No. Suppose there are two requests, one for A to do the query operation and the other for B to do the update operation, then the following situations will occur

(1) the cache just expires

(2) request A to query the database to get an old value.

(3) request B to write the new value to the database

(4) request B to delete the cache

(5) request A to write the old values found to the cache

Ok, if this happens, dirty data will indeed occur.

But what are the odds of this happening?

There is a congenital condition for the occurrence of the above situation, that is, the writing operation of step (3) takes less time than the read operation of step (2), which makes it possible for step (4) to precede step (5). However, if you think about it, the speed of the read operation of the database is much faster than that of the write operation (otherwise, why else do the read-write separation? the meaning of the read-write separation is because the read operation is faster and consumes less resources), so step (3) takes less time than step (2). This situation is very difficult to happen.

Suppose, some people have to argue, have obsessive-compulsive disorder, must solve how to do?

How to solve the above concurrency problem?

First of all, setting an effective time for the cache is a solution. Secondly, the asynchronous delay deletion strategy given in strategy (2) is adopted to ensure that the deletion operation will be carried out after the read request is completed.

Are there any other causes of inconsistency?

Yes, this is also a problem with both cache update strategy (2) and cache update strategy (3). If caching fails, there will be inconsistencies. For example, a write data request, and then write to the database, delete cache failed, which will be inconsistent. This is also the last question left in the cache update strategy (2).

How to solve?

Just provide a guaranteed retry mechanism, here are two sets of solutions.

Option 1:

As shown in the following figure

The process is as follows

(1) Update database data

(2) failed to delete cache due to various problems

(3) send the key to be deleted to the message queue

(4) consume messages and get the key to be deleted.

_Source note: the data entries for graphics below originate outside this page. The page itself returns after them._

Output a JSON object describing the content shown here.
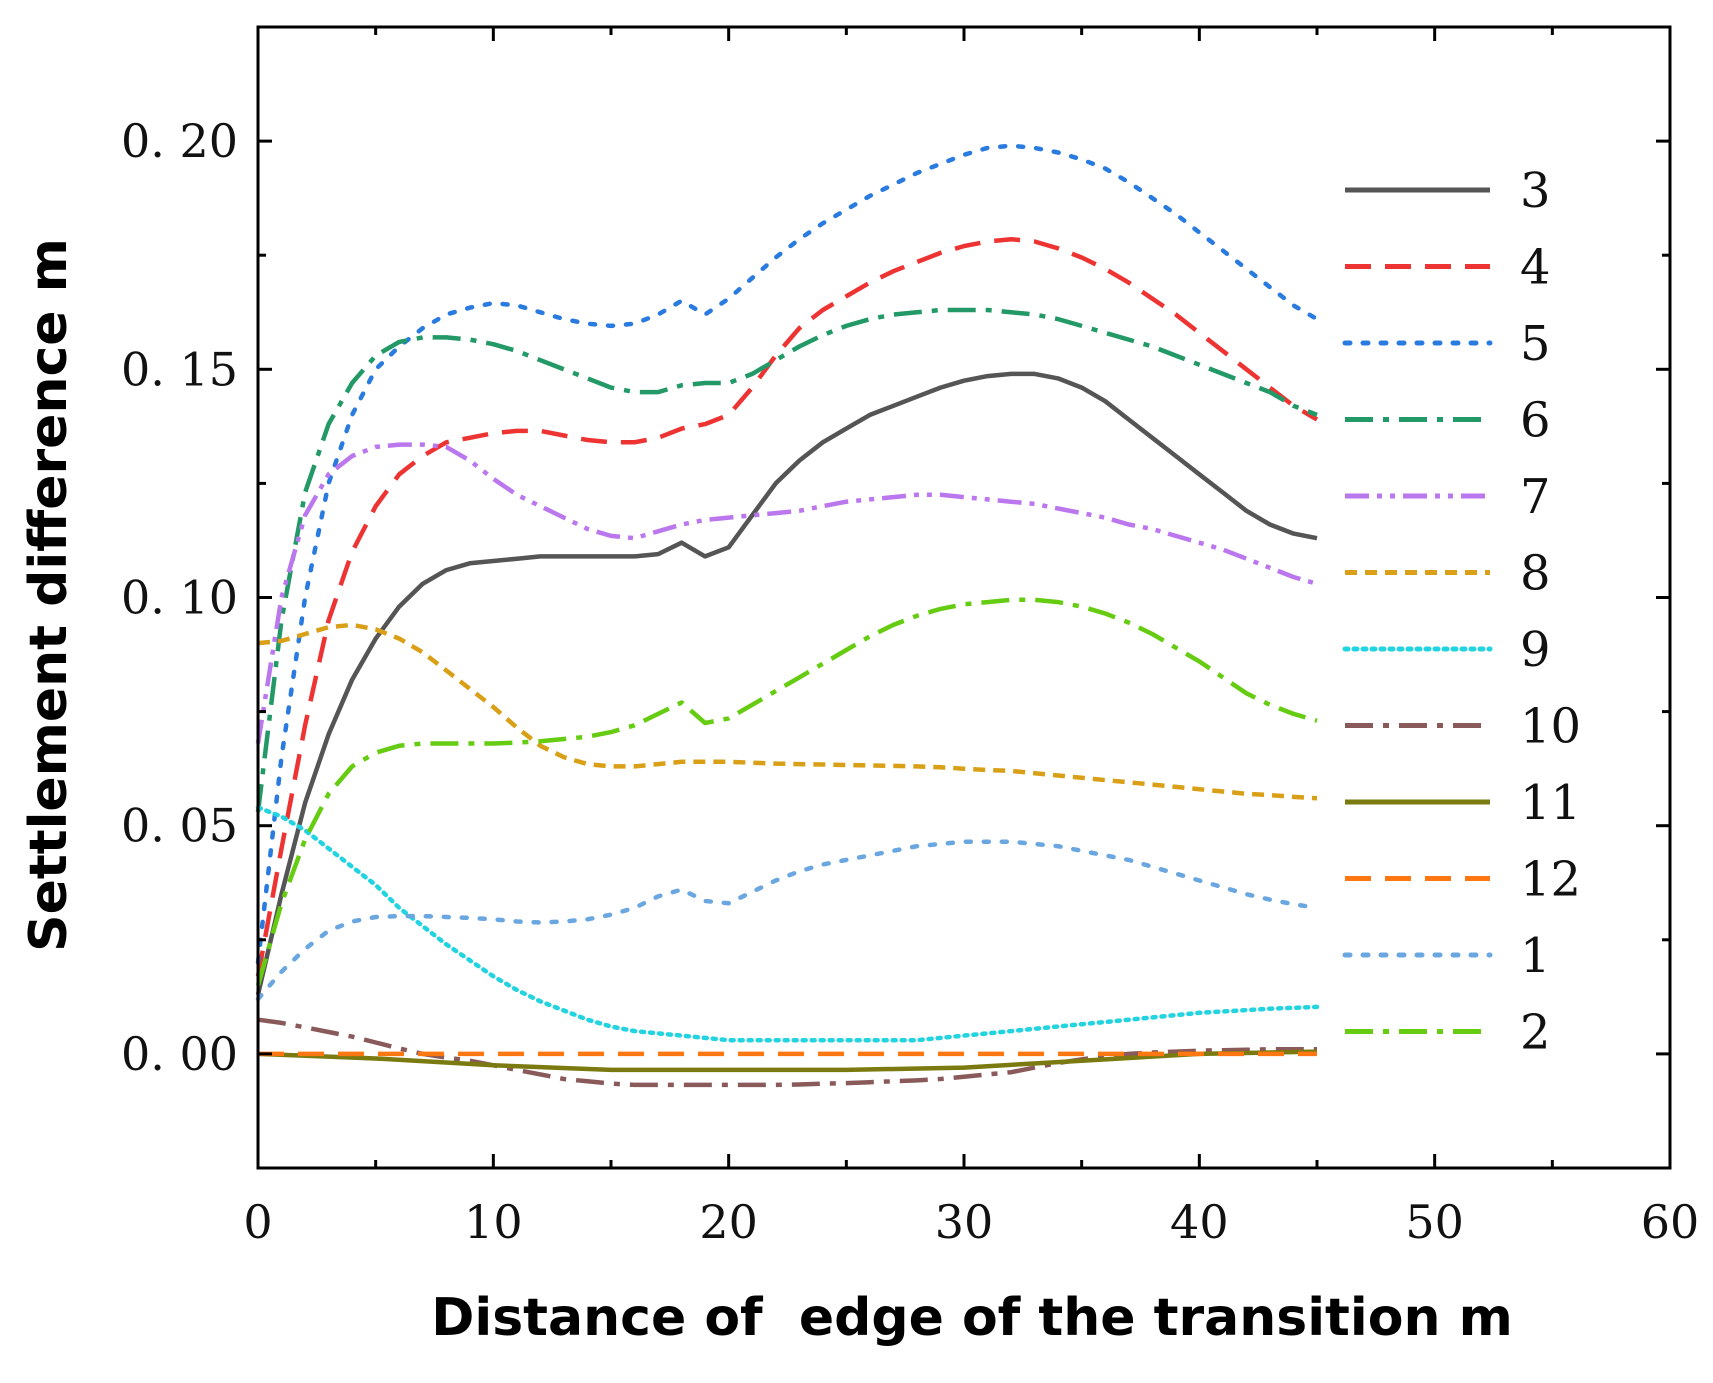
{
  "chart_data": {
    "type": "line",
    "title": "",
    "xlabel": "Distance of  edge of the transition m",
    "ylabel": "Settlement difference m",
    "xlim": [
      0,
      60
    ],
    "ylim": [
      -0.025,
      0.225
    ],
    "xticks": [
      0,
      10,
      20,
      30,
      40,
      50,
      60
    ],
    "xtick_labels": [
      "0",
      "10",
      "20",
      "30",
      "40",
      "50",
      "60"
    ],
    "yticks": [
      0.0,
      0.05,
      0.1,
      0.15,
      0.2
    ],
    "ytick_labels": [
      "0. 00",
      "0. 05",
      "0. 10",
      "0. 15",
      "0. 20"
    ],
    "legend_position": "right",
    "series": [
      {
        "name": "3",
        "color": "#555555",
        "style": "solid",
        "x": [
          0,
          1,
          2,
          3,
          4,
          5,
          6,
          7,
          8,
          9,
          10,
          11,
          12,
          13,
          14,
          15,
          16,
          17,
          18,
          19,
          20,
          21,
          22,
          23,
          24,
          25,
          26,
          27,
          28,
          29,
          30,
          31,
          32,
          33,
          34,
          35,
          36,
          37,
          38,
          39,
          40,
          41,
          42,
          43,
          44,
          45
        ],
        "y": [
          0.013,
          0.035,
          0.055,
          0.07,
          0.082,
          0.091,
          0.098,
          0.103,
          0.106,
          0.1075,
          0.108,
          0.1085,
          0.109,
          0.109,
          0.109,
          0.109,
          0.109,
          0.1095,
          0.112,
          0.109,
          0.111,
          0.118,
          0.125,
          0.13,
          0.134,
          0.137,
          0.14,
          0.142,
          0.144,
          0.146,
          0.1475,
          0.1485,
          0.149,
          0.149,
          0.148,
          0.146,
          0.143,
          0.139,
          0.135,
          0.131,
          0.127,
          0.123,
          0.119,
          0.116,
          0.114,
          0.113
        ]
      },
      {
        "name": "4",
        "color": "#ee3333",
        "style": "dashed",
        "x": [
          0,
          1,
          2,
          3,
          4,
          5,
          6,
          7,
          8,
          9,
          10,
          11,
          12,
          13,
          14,
          15,
          16,
          17,
          18,
          19,
          20,
          21,
          22,
          23,
          24,
          25,
          26,
          27,
          28,
          29,
          30,
          31,
          32,
          33,
          34,
          35,
          36,
          37,
          38,
          39,
          40,
          41,
          42,
          43,
          44,
          45
        ],
        "y": [
          0.017,
          0.045,
          0.072,
          0.095,
          0.11,
          0.12,
          0.127,
          0.131,
          0.134,
          0.135,
          0.136,
          0.1365,
          0.1365,
          0.1355,
          0.1345,
          0.134,
          0.134,
          0.135,
          0.137,
          0.138,
          0.14,
          0.146,
          0.153,
          0.159,
          0.163,
          0.166,
          0.169,
          0.1715,
          0.1735,
          0.1755,
          0.177,
          0.178,
          0.1785,
          0.178,
          0.1765,
          0.1745,
          0.172,
          0.169,
          0.1655,
          0.162,
          0.158,
          0.154,
          0.15,
          0.146,
          0.142,
          0.139
        ]
      },
      {
        "name": "5",
        "color": "#2a7be0",
        "style": "dotted",
        "x": [
          0,
          1,
          2,
          3,
          4,
          5,
          6,
          7,
          8,
          9,
          10,
          11,
          12,
          13,
          14,
          15,
          16,
          17,
          18,
          19,
          20,
          21,
          22,
          23,
          24,
          25,
          26,
          27,
          28,
          29,
          30,
          31,
          32,
          33,
          34,
          35,
          36,
          37,
          38,
          39,
          40,
          41,
          42,
          43,
          44,
          45
        ],
        "y": [
          0.02,
          0.065,
          0.1,
          0.125,
          0.14,
          0.15,
          0.155,
          0.159,
          0.162,
          0.1635,
          0.1645,
          0.164,
          0.1625,
          0.161,
          0.16,
          0.1595,
          0.16,
          0.162,
          0.165,
          0.162,
          0.1655,
          0.17,
          0.1745,
          0.1785,
          0.182,
          0.185,
          0.188,
          0.1905,
          0.193,
          0.195,
          0.197,
          0.1985,
          0.199,
          0.1985,
          0.1975,
          0.196,
          0.194,
          0.191,
          0.1875,
          0.184,
          0.18,
          0.176,
          0.172,
          0.168,
          0.164,
          0.161
        ]
      },
      {
        "name": "6",
        "color": "#229966",
        "style": "dashdot",
        "x": [
          0,
          1,
          2,
          3,
          4,
          5,
          6,
          7,
          8,
          9,
          10,
          11,
          12,
          13,
          14,
          15,
          16,
          17,
          18,
          19,
          20,
          21,
          22,
          23,
          24,
          25,
          26,
          27,
          28,
          29,
          30,
          31,
          32,
          33,
          34,
          35,
          36,
          37,
          38,
          39,
          40,
          41,
          42,
          43,
          44,
          45
        ],
        "y": [
          0.053,
          0.095,
          0.123,
          0.138,
          0.147,
          0.153,
          0.156,
          0.157,
          0.157,
          0.1565,
          0.1555,
          0.154,
          0.152,
          0.15,
          0.148,
          0.146,
          0.145,
          0.145,
          0.1465,
          0.147,
          0.147,
          0.149,
          0.152,
          0.155,
          0.1575,
          0.1595,
          0.161,
          0.162,
          0.1625,
          0.163,
          0.163,
          0.163,
          0.1625,
          0.162,
          0.161,
          0.1595,
          0.158,
          0.1565,
          0.155,
          0.153,
          0.151,
          0.149,
          0.147,
          0.145,
          0.142,
          0.14
        ]
      },
      {
        "name": "7",
        "color": "#bb77ee",
        "style": "dashdotdot",
        "x": [
          0,
          1,
          2,
          3,
          4,
          5,
          6,
          7,
          8,
          9,
          10,
          11,
          12,
          13,
          14,
          15,
          16,
          17,
          18,
          19,
          20,
          21,
          22,
          23,
          24,
          25,
          26,
          27,
          28,
          29,
          30,
          31,
          32,
          33,
          34,
          35,
          36,
          37,
          38,
          39,
          40,
          41,
          42,
          43,
          44,
          45
        ],
        "y": [
          0.068,
          0.1,
          0.118,
          0.127,
          0.131,
          0.133,
          0.1335,
          0.1335,
          0.133,
          0.13,
          0.126,
          0.1225,
          0.12,
          0.1175,
          0.115,
          0.1135,
          0.113,
          0.1145,
          0.116,
          0.117,
          0.1175,
          0.118,
          0.1185,
          0.119,
          0.12,
          0.121,
          0.1215,
          0.122,
          0.1225,
          0.1225,
          0.122,
          0.1215,
          0.121,
          0.1205,
          0.1195,
          0.1185,
          0.1175,
          0.116,
          0.115,
          0.1135,
          0.112,
          0.1105,
          0.1085,
          0.1065,
          0.1045,
          0.103
        ]
      },
      {
        "name": "8",
        "color": "#d9a017",
        "style": "shortdash",
        "x": [
          0,
          1,
          2,
          3,
          4,
          5,
          6,
          7,
          8,
          9,
          10,
          11,
          12,
          13,
          14,
          15,
          16,
          17,
          18,
          19,
          20,
          21,
          22,
          23,
          24,
          25,
          26,
          27,
          28,
          29,
          30,
          31,
          32,
          33,
          34,
          35,
          36,
          37,
          38,
          39,
          40,
          41,
          42,
          43,
          44,
          45
        ],
        "y": [
          0.09,
          0.0905,
          0.092,
          0.0935,
          0.094,
          0.093,
          0.091,
          0.088,
          0.084,
          0.08,
          0.076,
          0.0715,
          0.0675,
          0.065,
          0.0635,
          0.063,
          0.063,
          0.0635,
          0.064,
          0.064,
          0.064,
          0.0638,
          0.0636,
          0.0635,
          0.0634,
          0.0633,
          0.0632,
          0.0631,
          0.063,
          0.0628,
          0.0625,
          0.0622,
          0.062,
          0.0615,
          0.061,
          0.0605,
          0.06,
          0.0595,
          0.059,
          0.0585,
          0.058,
          0.0575,
          0.057,
          0.0567,
          0.0563,
          0.056
        ]
      },
      {
        "name": "9",
        "color": "#22d3e0",
        "style": "finedot",
        "x": [
          0,
          1,
          2,
          3,
          4,
          5,
          6,
          7,
          8,
          9,
          10,
          11,
          12,
          13,
          14,
          15,
          16,
          17,
          18,
          19,
          20,
          21,
          22,
          23,
          24,
          25,
          26,
          27,
          28,
          29,
          30,
          31,
          32,
          33,
          34,
          35,
          36,
          37,
          38,
          39,
          40,
          41,
          42,
          43,
          44,
          45
        ],
        "y": [
          0.054,
          0.052,
          0.049,
          0.045,
          0.041,
          0.037,
          0.032,
          0.028,
          0.024,
          0.0205,
          0.017,
          0.014,
          0.0115,
          0.0095,
          0.0075,
          0.006,
          0.005,
          0.0045,
          0.004,
          0.0035,
          0.003,
          0.003,
          0.003,
          0.003,
          0.003,
          0.003,
          0.003,
          0.003,
          0.003,
          0.0035,
          0.004,
          0.0045,
          0.005,
          0.0055,
          0.006,
          0.0065,
          0.007,
          0.0075,
          0.008,
          0.0085,
          0.009,
          0.0093,
          0.0096,
          0.0099,
          0.0101,
          0.0103
        ]
      },
      {
        "name": "10",
        "color": "#8a5a5a",
        "style": "dashdot",
        "x": [
          0,
          1,
          2,
          3,
          4,
          5,
          6,
          7,
          8,
          9,
          10,
          11,
          12,
          13,
          14,
          15,
          16,
          17,
          18,
          19,
          20,
          21,
          22,
          23,
          24,
          25,
          26,
          27,
          28,
          29,
          30,
          31,
          32,
          33,
          34,
          35,
          36,
          37,
          38,
          39,
          40,
          41,
          42,
          43,
          44,
          45
        ],
        "y": [
          0.0075,
          0.0068,
          0.0058,
          0.0048,
          0.0038,
          0.0025,
          0.0012,
          0.0,
          -0.0008,
          -0.0015,
          -0.0025,
          -0.0035,
          -0.0045,
          -0.0055,
          -0.006,
          -0.0065,
          -0.0068,
          -0.0068,
          -0.0068,
          -0.0068,
          -0.0068,
          -0.0068,
          -0.0068,
          -0.0067,
          -0.0065,
          -0.0064,
          -0.0062,
          -0.006,
          -0.0058,
          -0.0055,
          -0.005,
          -0.0045,
          -0.004,
          -0.003,
          -0.002,
          -0.0012,
          -0.0005,
          0.0,
          0.0003,
          0.0005,
          0.0007,
          0.0008,
          0.0009,
          0.001,
          0.001,
          0.001
        ]
      },
      {
        "name": "11",
        "color": "#7a7a10",
        "style": "solid",
        "x": [
          0,
          5,
          10,
          15,
          20,
          25,
          30,
          35,
          40,
          45
        ],
        "y": [
          0.0,
          -0.001,
          -0.0025,
          -0.0035,
          -0.0035,
          -0.0035,
          -0.003,
          -0.0015,
          0.0,
          0.0005
        ]
      },
      {
        "name": "12",
        "color": "#ff7711",
        "style": "dashed",
        "x": [
          0,
          10,
          20,
          30,
          40,
          45
        ],
        "y": [
          0.0,
          0.0,
          0.0,
          0.0,
          0.0,
          0.0
        ]
      },
      {
        "name": "1",
        "color": "#6aa7e0",
        "style": "dotted",
        "x": [
          0,
          1,
          2,
          3,
          4,
          5,
          6,
          7,
          8,
          9,
          10,
          11,
          12,
          13,
          14,
          15,
          16,
          17,
          18,
          19,
          20,
          21,
          22,
          23,
          24,
          25,
          26,
          27,
          28,
          29,
          30,
          31,
          32,
          33,
          34,
          35,
          36,
          37,
          38,
          39,
          40,
          41,
          42,
          43,
          44,
          45
        ],
        "y": [
          0.012,
          0.018,
          0.023,
          0.027,
          0.029,
          0.03,
          0.0302,
          0.0302,
          0.03,
          0.0298,
          0.0295,
          0.029,
          0.0288,
          0.029,
          0.0295,
          0.0305,
          0.032,
          0.0345,
          0.036,
          0.0335,
          0.033,
          0.0355,
          0.038,
          0.04,
          0.0415,
          0.0425,
          0.0435,
          0.0445,
          0.0455,
          0.046,
          0.0465,
          0.0465,
          0.0465,
          0.046,
          0.0455,
          0.0445,
          0.0435,
          0.0425,
          0.041,
          0.0395,
          0.038,
          0.0365,
          0.035,
          0.0338,
          0.0328,
          0.032
        ]
      },
      {
        "name": "2",
        "color": "#66cc11",
        "style": "dashdot",
        "x": [
          0,
          1,
          2,
          3,
          4,
          5,
          6,
          7,
          8,
          9,
          10,
          11,
          12,
          13,
          14,
          15,
          16,
          17,
          18,
          19,
          20,
          21,
          22,
          23,
          24,
          25,
          26,
          27,
          28,
          29,
          30,
          31,
          32,
          33,
          34,
          35,
          36,
          37,
          38,
          39,
          40,
          41,
          42,
          43,
          44,
          45
        ],
        "y": [
          0.015,
          0.033,
          0.047,
          0.057,
          0.063,
          0.066,
          0.0675,
          0.068,
          0.068,
          0.068,
          0.068,
          0.0682,
          0.0685,
          0.069,
          0.0695,
          0.0705,
          0.072,
          0.0745,
          0.077,
          0.0725,
          0.0735,
          0.0765,
          0.0795,
          0.0825,
          0.0855,
          0.0885,
          0.0915,
          0.094,
          0.096,
          0.0975,
          0.0985,
          0.099,
          0.0995,
          0.0995,
          0.099,
          0.098,
          0.0965,
          0.0945,
          0.092,
          0.089,
          0.086,
          0.0825,
          0.079,
          0.0765,
          0.0745,
          0.073
        ]
      }
    ]
  }
}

(5) continue to retry the delete operation until it is successful

However, this scheme has a drawback, which causes a large number of intrusions into the business line code. So there is scenario 2, in scenario 2, start a subscriber to subscribe to the binlog of the database and get the data you need to operate. In the application, start another program, get the information from this subscriber, and delete the cache.

Option 2:

The process is shown in the following figure:

(1) Update database data

(2) the database will write the operation information to the binlog log.

(3) the subscriber extracts the required data and key

(4) create another piece of non-business code to obtain this information

(5) attempted to delete the cache and found that the deletion failed

(6) send this information to the message queue

(7) retrieve the data from the message queue and retry the operation.

Note: the above subscription binlog program has a ready-made middleware called canal in mysql, which can complete the function of subscribing to binlog logs. As for oracle, bloggers don't know if there is ready-made middleware available. In addition, the retry mechanism, the blogger is using the way of message queue. If the requirement for consistency is not very high, just set up another thread in the program and try again every once in a while. Everyone can play these things flexibly and freely, just to provide an idea.

Summary

This article is actually a summary of the existing consistency schemes in the Internet. For the update strategy of deleting the cache and then updating the database, and the proposal to maintain a memory queue, the blogger looked at it and found that the implementation was extremely complex and unnecessary, so it was not necessary to give it in this article. Finally, I hope you can get something.

Welcome to subscribe "Shulou Technology Information " to get latest news, interesting things and hot topics in the IT industry, and controls the hottest and latest Internet news, technology news and IT industry trends.

*The comments in the above article only represent the author's personal views and do not represent the views and positions of this website. If you have more insights, please feel free to contribute and share.